Von 20 Spielen konnten zwar 11 gewonnen werden, aber nur 5 nach 60 Minuten. Gegen Aufsteiger Kloten holte man nur 2 von 6 möglichen Zählern. Auch gegen die beiden Klubs am Tabellenende, Ajoie und Lausanne, liess man Punkte liegen. «Wir befürchten, dass wir im Frühling, wenn es um die Qualifikation für die direkten Playoffs geht, nicht dabei sind, wenn es so weitergeht», so Raffainer.
Grund 2: Immer wieder neue Linien
Der SCB hat nach der verkorksten Vorsaison und dem Verpassen der Pre-Playoffs in der Sommerpause einen der grössten Umbrüche in der Klubgeschichte vollzogen und das Team weitgehend erneuert. Lundskog schaffte es im 1. Drittel der Meisterschaft aber nicht, Ruhe ins Team zu bringen. Und da trägt der Trainer eine Mitschuld. Der Schwede forcierte vor allem die Routiniers mit viel Eiszeit und liess die jungen Talente aussen vor.
Dass Lundskog vorwiegend mit nur 3 statt 4 Linien spielen liess und auch immer wieder innerhalb der Linien rotierte, trug seinen Anteil am unkonstanten Auftreten des SCB bei.
Grund 3: Wo bleiben die Jungen?
Am Samstag avancierte Joshua Fahrni mit seinem Treffer zum 4:3 zum Matchwinner gegen den ZSC. Der hochtalentierte 20-Jährige, der auch schon 3 A-Länderspiele absolviert hat, kam zu Beginn der Saison aber nur auf gut 6 Minuten Eiszeit. Der Center musste oft mit der 4. Linie Vorlieb nehmen und steht aktuell bei 8:56 Minuten Eiszeit. Zum Vergleich: Letzte Saison stand Fahrni im Schnitt rund 13 Minuten auf dem Eis.
Ähnlich ergeht es auch anderen Youngsters, die kaum zum Zug kommen. Der 20-jährige Fabian Ritzmann kommt nur 5:28 Minuten zum Zug. Auch auf die Junioren-Nationalspieler Santiago Näf (5:34) und Noah Fuss (3:04) trifft dies zu.
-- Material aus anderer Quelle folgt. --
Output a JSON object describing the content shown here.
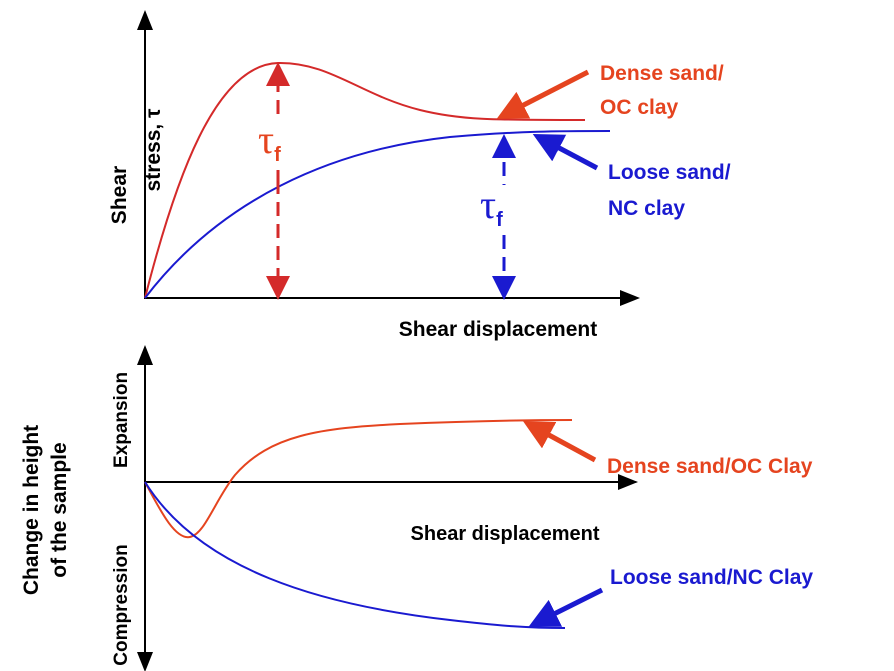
{
  "top_plot": {
    "y_label": [
      "Shear",
      "stress, τ"
    ],
    "x_label": "Shear displacement",
    "dense_label": [
      "Dense sand/",
      "OC clay"
    ],
    "loose_label": [
      "Loose sand/",
      "NC clay"
    ],
    "peak_strength": {
      "symbol": "τ",
      "subscript": "f"
    },
    "residual_strength": {
      "symbol": "τ",
      "subscript": "f"
    }
  },
  "bottom_plot": {
    "y_label": [
      "Change in height",
      "of the sample"
    ],
    "upper_region": "Expansion",
    "lower_region": "Compression",
    "x_label": "Shear displacement",
    "dense_label": "Dense sand/OC Clay",
    "loose_label": "Loose sand/NC Clay"
  }
}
Kein Vergleich also zu den Routiniers wie Ramon Untersander (23:16), Oscar Lindberg (21:33), Chris DiDomenico (22:06), Colton Sceviour (19:16) oder Simon Moser (19:31).
Spieler und Staff nun in der Pflicht
Nun hat Bern also die Reissleine gezogen und Lundskog entlassen. Für viele Fans war dieser Schritt überfällig. Jetzt sind aber andere gefordert: Zum Beispiel Sportchef Ebbett, um den geeigneten Coach für das Team zu finden. Und am Ende sind es immer noch die Spieler, die auf dem Eis für die Tore und Punkte sorgen müssen.